Q: What exactly is the rule for carpool lanes? Does the two-plus or three-plus people requirement mean licensed drivers? — Cindy H., Tacoma
A: Cindy is not just curious. She has an agenda.
Let us let her vent.
“I’ve heard that the rule is strictly a quantity issue, that a single adult with kids qualifies,” she wrote to Traffic Q&A headquarters. “How is this carpooling? If you’re not taking a licensed driver out of their vehicle and ensuring one less automobile on the road, what is carpooling accomplishing? If quantity is the only requirement in our carpooling law, then the law should be changed.”
Never miss a local story.
Well, first things first.
It is strictly a quantity issue.
The law, WAC 468-510-010, specifies only the number of “occupants” needed to constitute lawful use of the carpool lanes. It does not specify ages of said occupants. It does not specify licensing requirements. It does not require anything, really, other than someone other than the driver being in the car.
So a baby born two days ago riding home with his ecstatic father can constitute a carpool as can the child’s exhausted mother and legally blind grandfather trailing in another car.
That’s provided they’re in a HOV lane where carpools of two-plus are allowed.
“Imagine how difficult it would be to enforce the HOV lanes if law enforcement officers had to verify whether passengers were licensed drivers,” said Claudia Bingham Baker, spokeswoman for the state Department of Transportation.
The Transportation Department also points out something on its website that might surprise some drivers.
“HOV lanes are designed to maximize the movement of people rather than vehicles,” the department states. “They usually move more people than a general-purpose lane, even when they don’t look full.”

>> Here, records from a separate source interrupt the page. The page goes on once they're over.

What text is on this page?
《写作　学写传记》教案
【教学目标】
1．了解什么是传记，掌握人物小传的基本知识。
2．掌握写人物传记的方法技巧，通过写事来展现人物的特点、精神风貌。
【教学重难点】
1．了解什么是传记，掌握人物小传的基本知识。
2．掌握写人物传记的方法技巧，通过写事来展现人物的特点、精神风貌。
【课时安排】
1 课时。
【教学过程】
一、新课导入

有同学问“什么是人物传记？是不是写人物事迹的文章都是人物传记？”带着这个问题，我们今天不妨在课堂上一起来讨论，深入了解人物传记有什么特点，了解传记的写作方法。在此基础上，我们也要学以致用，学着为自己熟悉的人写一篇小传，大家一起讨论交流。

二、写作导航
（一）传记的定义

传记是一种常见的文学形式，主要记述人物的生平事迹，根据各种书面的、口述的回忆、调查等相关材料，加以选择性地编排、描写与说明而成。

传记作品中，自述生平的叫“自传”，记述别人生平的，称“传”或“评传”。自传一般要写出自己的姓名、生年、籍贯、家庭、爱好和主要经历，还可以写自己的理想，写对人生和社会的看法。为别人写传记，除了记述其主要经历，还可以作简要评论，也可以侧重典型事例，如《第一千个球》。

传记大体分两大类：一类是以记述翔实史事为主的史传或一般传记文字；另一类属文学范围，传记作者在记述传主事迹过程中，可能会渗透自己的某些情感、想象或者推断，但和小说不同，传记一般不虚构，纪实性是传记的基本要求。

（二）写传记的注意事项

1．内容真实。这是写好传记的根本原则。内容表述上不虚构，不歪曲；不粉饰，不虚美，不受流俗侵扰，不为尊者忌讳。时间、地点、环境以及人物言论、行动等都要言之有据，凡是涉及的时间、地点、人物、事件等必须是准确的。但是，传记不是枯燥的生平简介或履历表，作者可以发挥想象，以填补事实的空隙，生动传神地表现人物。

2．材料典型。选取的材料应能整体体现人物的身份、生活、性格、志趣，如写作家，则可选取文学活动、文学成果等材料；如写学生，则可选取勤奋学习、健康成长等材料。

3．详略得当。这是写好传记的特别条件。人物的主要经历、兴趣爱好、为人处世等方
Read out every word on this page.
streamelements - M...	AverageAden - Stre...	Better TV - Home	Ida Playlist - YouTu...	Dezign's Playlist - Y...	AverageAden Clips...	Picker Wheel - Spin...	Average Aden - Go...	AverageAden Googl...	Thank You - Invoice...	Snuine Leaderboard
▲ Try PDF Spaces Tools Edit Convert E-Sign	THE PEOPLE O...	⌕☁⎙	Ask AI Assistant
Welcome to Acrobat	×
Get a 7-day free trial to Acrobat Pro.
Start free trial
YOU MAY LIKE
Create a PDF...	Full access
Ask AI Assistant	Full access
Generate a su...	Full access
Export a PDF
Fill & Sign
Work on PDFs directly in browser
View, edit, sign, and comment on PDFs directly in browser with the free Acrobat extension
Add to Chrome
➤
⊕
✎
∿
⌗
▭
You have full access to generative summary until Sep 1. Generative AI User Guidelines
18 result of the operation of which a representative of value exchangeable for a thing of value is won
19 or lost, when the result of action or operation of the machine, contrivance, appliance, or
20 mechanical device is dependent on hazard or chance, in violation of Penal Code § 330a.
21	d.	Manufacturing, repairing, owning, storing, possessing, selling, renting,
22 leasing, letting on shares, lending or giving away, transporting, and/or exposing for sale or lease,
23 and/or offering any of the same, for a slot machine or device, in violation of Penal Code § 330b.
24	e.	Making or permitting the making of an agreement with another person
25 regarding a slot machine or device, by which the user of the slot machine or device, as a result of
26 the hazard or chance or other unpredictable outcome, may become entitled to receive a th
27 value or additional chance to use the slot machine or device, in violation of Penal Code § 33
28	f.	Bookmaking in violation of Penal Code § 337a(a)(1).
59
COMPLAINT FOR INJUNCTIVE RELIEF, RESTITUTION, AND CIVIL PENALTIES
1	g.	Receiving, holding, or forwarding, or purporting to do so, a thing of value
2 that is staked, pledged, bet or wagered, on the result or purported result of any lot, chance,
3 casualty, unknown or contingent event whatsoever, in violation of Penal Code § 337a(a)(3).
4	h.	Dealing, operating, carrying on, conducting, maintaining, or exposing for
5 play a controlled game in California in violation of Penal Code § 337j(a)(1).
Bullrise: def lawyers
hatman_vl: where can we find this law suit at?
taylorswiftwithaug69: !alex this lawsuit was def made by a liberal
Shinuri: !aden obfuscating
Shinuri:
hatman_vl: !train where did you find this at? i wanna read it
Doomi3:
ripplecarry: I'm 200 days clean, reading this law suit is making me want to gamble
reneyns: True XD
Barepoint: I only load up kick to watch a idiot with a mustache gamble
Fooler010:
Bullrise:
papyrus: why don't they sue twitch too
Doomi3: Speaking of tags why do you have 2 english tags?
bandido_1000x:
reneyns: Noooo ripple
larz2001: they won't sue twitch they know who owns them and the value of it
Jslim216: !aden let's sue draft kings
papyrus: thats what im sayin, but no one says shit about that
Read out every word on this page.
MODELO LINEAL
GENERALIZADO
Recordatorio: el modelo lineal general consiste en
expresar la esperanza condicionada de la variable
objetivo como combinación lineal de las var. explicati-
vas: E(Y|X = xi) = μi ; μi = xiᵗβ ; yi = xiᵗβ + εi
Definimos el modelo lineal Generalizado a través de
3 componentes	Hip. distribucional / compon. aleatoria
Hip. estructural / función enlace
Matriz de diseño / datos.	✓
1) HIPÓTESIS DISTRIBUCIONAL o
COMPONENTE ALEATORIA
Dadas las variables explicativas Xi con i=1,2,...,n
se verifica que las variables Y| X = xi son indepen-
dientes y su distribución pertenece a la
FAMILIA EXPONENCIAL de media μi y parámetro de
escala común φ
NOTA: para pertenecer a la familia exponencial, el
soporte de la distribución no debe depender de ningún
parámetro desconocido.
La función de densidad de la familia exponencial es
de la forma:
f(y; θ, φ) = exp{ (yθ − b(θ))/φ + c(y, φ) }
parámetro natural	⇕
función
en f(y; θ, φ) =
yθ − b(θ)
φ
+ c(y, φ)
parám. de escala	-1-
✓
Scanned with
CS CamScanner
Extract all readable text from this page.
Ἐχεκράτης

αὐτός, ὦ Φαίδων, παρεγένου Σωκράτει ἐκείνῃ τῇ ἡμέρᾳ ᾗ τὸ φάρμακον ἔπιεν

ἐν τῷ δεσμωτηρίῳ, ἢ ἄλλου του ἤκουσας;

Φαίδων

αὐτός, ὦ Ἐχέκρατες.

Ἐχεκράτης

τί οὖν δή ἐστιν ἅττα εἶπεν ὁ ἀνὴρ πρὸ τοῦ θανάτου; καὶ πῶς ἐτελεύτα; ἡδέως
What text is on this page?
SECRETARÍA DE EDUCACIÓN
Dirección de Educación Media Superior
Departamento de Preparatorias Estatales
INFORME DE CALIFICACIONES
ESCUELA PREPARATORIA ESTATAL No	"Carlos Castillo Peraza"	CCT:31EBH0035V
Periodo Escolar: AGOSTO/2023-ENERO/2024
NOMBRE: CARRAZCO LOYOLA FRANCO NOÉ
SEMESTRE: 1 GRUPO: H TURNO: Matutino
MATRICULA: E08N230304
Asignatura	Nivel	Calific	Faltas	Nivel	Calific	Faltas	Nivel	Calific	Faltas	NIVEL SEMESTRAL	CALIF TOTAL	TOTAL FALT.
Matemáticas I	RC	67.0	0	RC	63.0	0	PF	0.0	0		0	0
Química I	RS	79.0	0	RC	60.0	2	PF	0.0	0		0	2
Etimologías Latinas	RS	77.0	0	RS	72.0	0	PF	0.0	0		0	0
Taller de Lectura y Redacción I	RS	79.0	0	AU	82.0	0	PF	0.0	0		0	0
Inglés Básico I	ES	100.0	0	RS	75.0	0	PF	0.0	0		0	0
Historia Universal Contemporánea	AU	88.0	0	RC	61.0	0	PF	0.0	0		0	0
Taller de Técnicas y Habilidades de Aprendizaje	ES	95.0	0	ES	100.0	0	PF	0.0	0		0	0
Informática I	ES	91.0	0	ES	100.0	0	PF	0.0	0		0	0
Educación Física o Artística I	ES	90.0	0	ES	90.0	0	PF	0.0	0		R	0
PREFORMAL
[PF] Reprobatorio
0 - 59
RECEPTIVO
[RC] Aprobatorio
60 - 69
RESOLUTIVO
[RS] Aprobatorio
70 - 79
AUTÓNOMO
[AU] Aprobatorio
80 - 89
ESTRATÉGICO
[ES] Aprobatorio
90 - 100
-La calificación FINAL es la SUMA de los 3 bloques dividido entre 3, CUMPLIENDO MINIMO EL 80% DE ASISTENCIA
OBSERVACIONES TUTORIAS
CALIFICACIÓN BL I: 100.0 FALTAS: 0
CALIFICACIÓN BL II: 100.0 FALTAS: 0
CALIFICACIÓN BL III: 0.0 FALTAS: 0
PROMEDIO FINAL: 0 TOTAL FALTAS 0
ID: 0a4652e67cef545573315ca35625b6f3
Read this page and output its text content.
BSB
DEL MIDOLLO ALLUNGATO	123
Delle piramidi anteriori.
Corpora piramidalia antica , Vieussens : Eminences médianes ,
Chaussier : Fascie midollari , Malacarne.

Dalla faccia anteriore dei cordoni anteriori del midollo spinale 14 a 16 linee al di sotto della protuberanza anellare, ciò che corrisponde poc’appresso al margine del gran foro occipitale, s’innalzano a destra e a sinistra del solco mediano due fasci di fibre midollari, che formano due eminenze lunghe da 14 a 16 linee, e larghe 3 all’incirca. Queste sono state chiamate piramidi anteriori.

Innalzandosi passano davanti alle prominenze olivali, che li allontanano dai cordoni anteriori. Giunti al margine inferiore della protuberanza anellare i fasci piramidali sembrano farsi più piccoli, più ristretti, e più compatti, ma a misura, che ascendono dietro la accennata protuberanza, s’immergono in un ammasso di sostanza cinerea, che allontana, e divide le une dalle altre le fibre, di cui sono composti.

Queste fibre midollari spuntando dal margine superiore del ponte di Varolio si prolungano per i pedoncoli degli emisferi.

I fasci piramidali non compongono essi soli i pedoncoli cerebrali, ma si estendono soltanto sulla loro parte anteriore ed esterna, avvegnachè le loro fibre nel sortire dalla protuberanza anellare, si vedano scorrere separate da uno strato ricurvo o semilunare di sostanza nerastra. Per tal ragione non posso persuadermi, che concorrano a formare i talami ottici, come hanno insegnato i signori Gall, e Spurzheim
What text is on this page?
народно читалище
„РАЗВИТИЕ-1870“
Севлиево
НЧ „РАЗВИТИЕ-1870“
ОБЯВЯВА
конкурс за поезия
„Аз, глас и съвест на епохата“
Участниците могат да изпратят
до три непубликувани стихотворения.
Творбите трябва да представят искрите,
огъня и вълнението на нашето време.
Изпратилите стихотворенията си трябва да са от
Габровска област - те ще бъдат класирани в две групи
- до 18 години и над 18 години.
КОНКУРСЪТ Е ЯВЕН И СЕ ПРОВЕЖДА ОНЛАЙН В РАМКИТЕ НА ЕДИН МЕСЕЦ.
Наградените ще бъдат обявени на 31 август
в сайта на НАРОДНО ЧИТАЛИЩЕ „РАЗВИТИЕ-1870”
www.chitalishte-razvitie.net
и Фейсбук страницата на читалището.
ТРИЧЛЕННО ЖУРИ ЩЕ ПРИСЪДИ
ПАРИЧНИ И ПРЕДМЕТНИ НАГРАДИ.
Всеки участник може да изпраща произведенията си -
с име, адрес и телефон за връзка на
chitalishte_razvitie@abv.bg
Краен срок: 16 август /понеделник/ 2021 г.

Moving people, not vehicles. Who knew?
“Studies show that HOV lanes encourage commuters to travel together,” according to the department. “Many people who do not usually drive alone on the freeway during rush hours would switch to solo freeway driving if the HOV lanes were opened to all traffic — including many of the people who are currently riding the bus, carpooling and vanpooling.”
Plus, that father with his kid in the carpool lane are not in a general-purpose lane with me, which seems like a good thing.
From the mailbag
The careful reader will recall that a few weeks back we addressed the age-old question of whether it is legal for a bicyclist to pedal to the head of the line at a stoplight.
Answer: We’re not sure.
Anyhoo, the subject matter generated a few heated missives from bicyclists who don’t much care for car drivers and car drivers who don’t much care for bicyclists.
One reader took the trouble of writing us a postcard and putting it into the snail mail. We print the verbiage here in its entirety, exclamation points and all:
“If cyclists want respect, they should behave like the vehicle they claim to be. For starters:
PAY TOLLS LIKE WE ALL DO!!
Stop flashing past us on the right, at stop signs and red lights!
Buy a license for your ‘vehicle.’
Pass a driver’s test prior to using public roadways.
Act like grownups, and we’ll respect your Spandex life choice!”
Seems that a chill pill is in order.
And “Spandex Life Choice” would be a great band name.